Monday, January 7, 2008

Maintenance & Growth Capex

In my last post about rejigging Greenblatt ROIC someone asked about maintenance capex and growth capex in calculating free cash flow.

Maintenance capex is the spending a firm makes in its plant and equipment to maintain current output while growth capex is the spending in plant and equipment made to ramp up production. Free Cash Flow attempts to differentiate between the two and but as many companies do not issue a division between expansion & maintenance capex figuring it out is often necessary, and this requires making judgement calls.

Often it is easiest to identify maintenance capex.
HOW TO RECOGNIZE MAINTENANCE CAPEX:
1. Typically for mature businesses most capex will be maintenance capex; depreciation should generally be about equal to capex.

2. Continuously high or stable capex over a number of years that does not lead to increased revenues is also probably all maintenance capex.

3. For rapidly growing firms in fast-changing industries (i.e. tech) most capex will actually be maintenance as is it is unlikely such companies could safely cut capex and maintain market position and cash flows. (Cash flow though may not be a good way to value these businesses though, especially start ups.)

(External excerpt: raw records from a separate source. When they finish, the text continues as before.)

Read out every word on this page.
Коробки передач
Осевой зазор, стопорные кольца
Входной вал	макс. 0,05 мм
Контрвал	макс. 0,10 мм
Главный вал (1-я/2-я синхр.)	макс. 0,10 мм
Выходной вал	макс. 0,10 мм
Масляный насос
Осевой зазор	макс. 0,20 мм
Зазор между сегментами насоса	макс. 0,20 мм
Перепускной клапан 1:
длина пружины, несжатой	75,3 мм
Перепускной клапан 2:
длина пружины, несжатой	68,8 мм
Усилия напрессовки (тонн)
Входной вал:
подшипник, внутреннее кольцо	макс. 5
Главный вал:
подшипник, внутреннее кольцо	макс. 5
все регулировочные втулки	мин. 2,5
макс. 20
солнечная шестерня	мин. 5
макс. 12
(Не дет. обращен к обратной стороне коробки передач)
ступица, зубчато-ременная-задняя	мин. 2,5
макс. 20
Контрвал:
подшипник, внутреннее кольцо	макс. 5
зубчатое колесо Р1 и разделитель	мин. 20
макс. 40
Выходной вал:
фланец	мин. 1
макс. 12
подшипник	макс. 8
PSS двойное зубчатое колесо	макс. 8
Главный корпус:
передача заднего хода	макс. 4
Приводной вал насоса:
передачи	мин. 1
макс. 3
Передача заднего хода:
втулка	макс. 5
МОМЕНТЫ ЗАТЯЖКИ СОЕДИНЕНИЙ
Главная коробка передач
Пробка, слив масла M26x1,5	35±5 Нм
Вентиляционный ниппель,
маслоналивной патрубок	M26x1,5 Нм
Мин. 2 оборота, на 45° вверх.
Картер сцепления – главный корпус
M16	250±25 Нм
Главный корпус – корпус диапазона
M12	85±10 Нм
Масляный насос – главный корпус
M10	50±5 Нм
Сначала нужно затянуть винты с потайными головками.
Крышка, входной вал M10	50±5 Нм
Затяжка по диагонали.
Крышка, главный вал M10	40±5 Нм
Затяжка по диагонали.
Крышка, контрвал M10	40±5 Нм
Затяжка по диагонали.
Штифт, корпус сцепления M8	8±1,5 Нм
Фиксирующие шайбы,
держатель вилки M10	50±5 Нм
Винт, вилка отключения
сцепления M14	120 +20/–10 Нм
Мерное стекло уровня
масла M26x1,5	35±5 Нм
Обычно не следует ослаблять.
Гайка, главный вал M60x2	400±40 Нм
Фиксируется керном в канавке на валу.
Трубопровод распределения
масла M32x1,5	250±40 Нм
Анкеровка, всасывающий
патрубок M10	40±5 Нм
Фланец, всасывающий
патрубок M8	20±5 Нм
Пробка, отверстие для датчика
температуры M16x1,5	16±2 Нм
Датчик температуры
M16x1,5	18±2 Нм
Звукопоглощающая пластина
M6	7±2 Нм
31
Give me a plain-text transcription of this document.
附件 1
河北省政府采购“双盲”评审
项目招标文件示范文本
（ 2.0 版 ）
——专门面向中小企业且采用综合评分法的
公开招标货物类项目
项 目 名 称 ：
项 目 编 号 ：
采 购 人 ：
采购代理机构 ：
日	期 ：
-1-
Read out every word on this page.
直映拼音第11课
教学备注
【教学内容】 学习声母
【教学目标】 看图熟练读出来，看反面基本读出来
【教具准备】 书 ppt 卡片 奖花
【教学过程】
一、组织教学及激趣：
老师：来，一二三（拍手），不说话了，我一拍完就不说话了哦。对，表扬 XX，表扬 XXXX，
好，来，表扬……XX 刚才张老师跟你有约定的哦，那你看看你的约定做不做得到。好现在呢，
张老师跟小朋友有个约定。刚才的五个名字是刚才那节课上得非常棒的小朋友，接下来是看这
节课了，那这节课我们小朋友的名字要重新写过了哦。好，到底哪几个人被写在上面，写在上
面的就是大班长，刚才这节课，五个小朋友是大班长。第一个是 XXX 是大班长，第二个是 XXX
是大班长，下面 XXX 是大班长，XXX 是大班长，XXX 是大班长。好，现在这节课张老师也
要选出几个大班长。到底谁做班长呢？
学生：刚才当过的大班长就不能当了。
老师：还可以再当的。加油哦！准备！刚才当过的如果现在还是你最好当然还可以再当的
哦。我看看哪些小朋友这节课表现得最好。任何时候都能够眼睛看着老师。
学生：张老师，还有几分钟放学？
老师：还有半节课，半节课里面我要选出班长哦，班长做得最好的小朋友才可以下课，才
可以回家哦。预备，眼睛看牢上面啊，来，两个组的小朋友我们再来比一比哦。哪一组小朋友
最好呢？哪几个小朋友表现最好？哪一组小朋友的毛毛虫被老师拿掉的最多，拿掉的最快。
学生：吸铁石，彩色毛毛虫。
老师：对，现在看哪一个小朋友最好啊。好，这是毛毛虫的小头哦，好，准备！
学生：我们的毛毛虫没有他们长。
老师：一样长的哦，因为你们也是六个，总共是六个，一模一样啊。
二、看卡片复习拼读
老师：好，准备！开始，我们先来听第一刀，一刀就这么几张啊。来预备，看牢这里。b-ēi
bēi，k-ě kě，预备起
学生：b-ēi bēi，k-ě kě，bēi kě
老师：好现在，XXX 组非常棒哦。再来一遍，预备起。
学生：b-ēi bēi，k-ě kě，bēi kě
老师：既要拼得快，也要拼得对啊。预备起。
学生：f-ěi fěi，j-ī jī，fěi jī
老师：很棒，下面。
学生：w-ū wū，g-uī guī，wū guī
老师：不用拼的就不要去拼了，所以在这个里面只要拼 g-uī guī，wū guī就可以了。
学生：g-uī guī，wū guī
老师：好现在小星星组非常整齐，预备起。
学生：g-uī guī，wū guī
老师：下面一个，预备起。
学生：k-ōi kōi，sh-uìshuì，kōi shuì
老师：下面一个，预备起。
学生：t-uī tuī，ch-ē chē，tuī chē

RECOGNIZING EXPANSION CAPEX
1. You can read the management discussion and analysis and see if the firm is embarking on new business lines. If capex has been steady for many years, and suddenly spiked up this difference probably indicates new growth capex.

It is important to read what management is doing though as some companies scrimp on capex for a no. of years and then suddenly end up having to rush to make a load of new capex to keep the business humming along. Calculating the average age of equipment and depreciation policies of the firm and benchmark to industry norms is another way to confirm this.


2. If cap ex is significantly higher than depreciation it could indicate new growth cap ex. (Again caveats about management that has been less than generous on capex in the previous years applies to this).


Still, some people - like Whitney Tilson on this post - ignore the difference between the two types of capex completely and deduct the whole lot. The argument being this is generally a conservative way of arriving at FCF.

However, even if you do this there is still the question of how one treats acquisitions. Acquisitions fuel the growth of some companies and should be considered capex.

In particular, if a company is a serial acquirer acquisitions will be part of its strategic business operations... therefore, for these firms acquisitions are capex. How do you figure this out? Read the company literature and make your call.


Deducting Depreciation and Amortization Rather Than Cap Ex
If companies are investing heavily in growth, then the lower D&A figure should be closer maintenance capex costs than the full blown capex numbers. So you may want to go for the D&A number to get normalized FCF, especially, if you foresee the expansion phase ending soon.

D&A can also be useful to approximate FCF when capex is highly lumpy and erratic as the D&A figures tend to be smoother. Alternatively, you can create a normalized capex figure over a period of time to calculate FCF.